Monday , November 25, 2024

Tennessee Fee-Disclosure Law Forces Non-Bank Processors To Pull Out the Calculators

A new Tennessee law governing merchants’ payment card contracts could create headaches for non-bank entities such as independent sales organizations and payment facilitators, merchant-acquiring industry sources say.

The law will require processors on a monthly basis to list all fees assessed since the last statement. That’s certainly not unusual in merchant processing, but the law also includes a unique disclosure provision that becomes effective March 1 and applies only to non-banks. Each month non-bank processors are to add up the aggregate fees and divide them by charge volume to arrive at an “aggregate fee percentage.”

Tennessee is the only state with such a requirement, according to industry sources. The bill that became the disclosure law originally called for all acquirers to make and disclose the calculation, but the Tennessee Bankers Association reportedly lobbied to exclude bank-owned acquirers. So, for example, if a merchant’s contract is with a bank acquirer such as Chase Paymentech, a subsidiary of JPMorgan Chase & Co., the percentage disclosure doesn’t apply, says acquiring industry attorney Holli Targan, a partner at Jaffe Raitt Heuer & Weiss in Southfield, Mich.

“If the agreement between the merchant is only with the bank, this would not have to be disclosed,” she says. “Conversely, if it’s an ISO…it would have to be disclosed.”

To comply, processors will have to carry out new operational tasks. How extensive those will be is unknown. A so-called fiscal note filed with the bill says “it is assumed that payment card processing companies can provide any of the required statements to merchants in conjunction with delivery of monthly billing statements. Any increase in business expenses for such processing companies is assumed to be not significant.”

That might not be the case, according to Scott Talbott, senior vice president of government affairs at the Electronic Transactions Association, a Washington, D.C.-based acquirer trade group.

“One of the advantages of being a national acquirer is economies of scale,” says Talbott. “Singling one state out for special treatment, you undermine those economies, put pressure on processing costs.”

The calculation could have other downsides, too. It requires processors to add up various charges—network fees, acquirer and issuer fees, and interchange that all come from different companies, and thus could make comparing charges from other processors more difficult for merchants, according to Talbott. “Due to the multitude of payment service providers involved in any transaction, the comparability contemplated under the law may not be achievable,” he says.

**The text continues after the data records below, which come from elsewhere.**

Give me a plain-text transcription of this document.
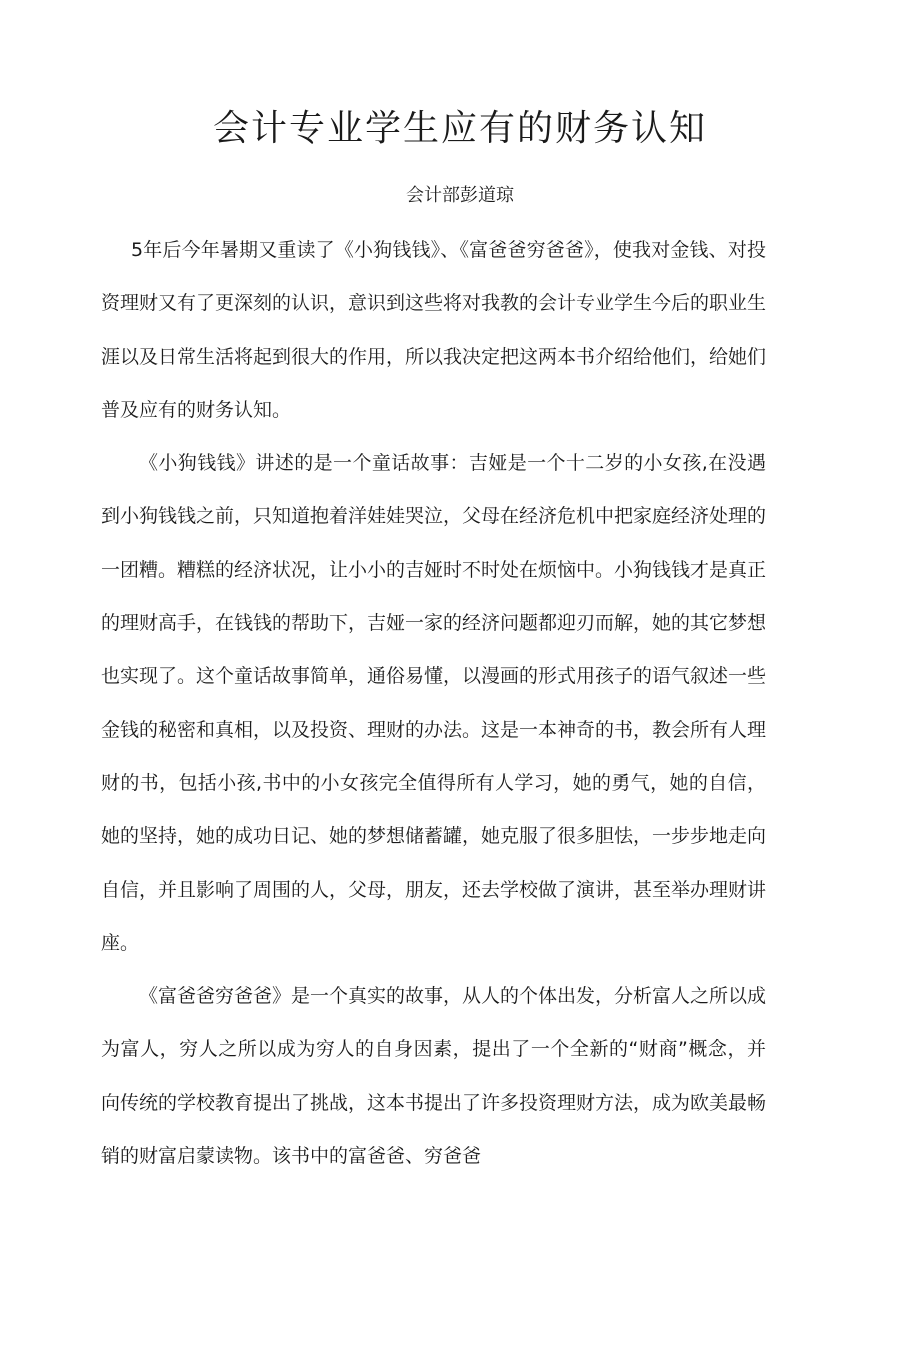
会计专业学生应有的财务认知
会计部彭道琼

5年后今年暑期又重读了《小狗钱钱》、《富爸爸穷爸爸》，使我对金钱、对投资理财又有了更深刻的认识，意识到这些将对我教的会计专业学生今后的职业生涯以及日常生活将起到很大的作用，所以我决定把这两本书介绍给他们，给她们普及应有的财务认知。

《小狗钱钱》讲述的是一个童话故事：吉娅是一个十二岁的小女孩,在没遇到小狗钱钱之前，只知道抱着洋娃娃哭泣，父母在经济危机中把家庭经济处理的一团糟。糟糕的经济状况，让小小的吉娅时不时处在烦恼中。小狗钱钱才是真正的理财高手，在钱钱的帮助下，吉娅一家的经济问题都迎刃而解，她的其它梦想也实现了。这个童话故事简单，通俗易懂，以漫画的形式用孩子的语气叙述一些金钱的秘密和真相，以及投资、理财的办法。这是一本神奇的书，教会所有人理财的书，包括小孩,书中的小女孩完全值得所有人学习，她的勇气，她的自信，她的坚持，她的成功日记、她的梦想储蓄罐，她克服了很多胆怯，一步步地走向自信，并且影响了周围的人，父母，朋友，还去学校做了演讲，甚至举办理财讲座。

《富爸爸穷爸爸》是一个真实的故事，从人的个体出发，分析富人之所以成为富人，穷人之所以成为穷人的自身因素，提出了一个全新的“财商”概念，并向传统的学校教育提出了挑战，这本书提出了许多投资理财方法，成为欧美最畅销的财富启蒙读物。该书中的富爸爸、穷爸爸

The law’s chief sponsor was state Sen. Jack Johnson, R-Franklin, a former banker who runs a Nashville-area retail business with his wife. He filed his little-noticed bill, SB 316, in February 2015 and by the end of April it had passed the legislature and received the governor’s signature. Digital Transactions News’ attempts to reach Johnson for comment were unsuccessful.

The ETA lobbied to get some provisions modified. For example, the original bill set a $2,000 civil penalty per violation. Under the amended version that became law, the penalty for failure to make the calculation is only that the merchant, after giving 30 days notice, can exit its current contract with the acquirer no matter how much time it has left.

Even that provision, however, opens the door for abuse by merchants who simply want to get out of their processing contracts early and use the lack of an aggregate fee calculation as an excuse to switch, says Talbott.

Targan, who wrote about the law on her blog earlier this month, says the measure is an example of the heightened scrutiny of payment card issues by lawmakers and regulators. “It’s sort of indicative that payments is now no longer under the radar screen,” she says.

Talbott adds that with the law, the Tennessee government has inserted itself into contracts between businesses. “You have the government setting the terms of a commercial contract,” he says.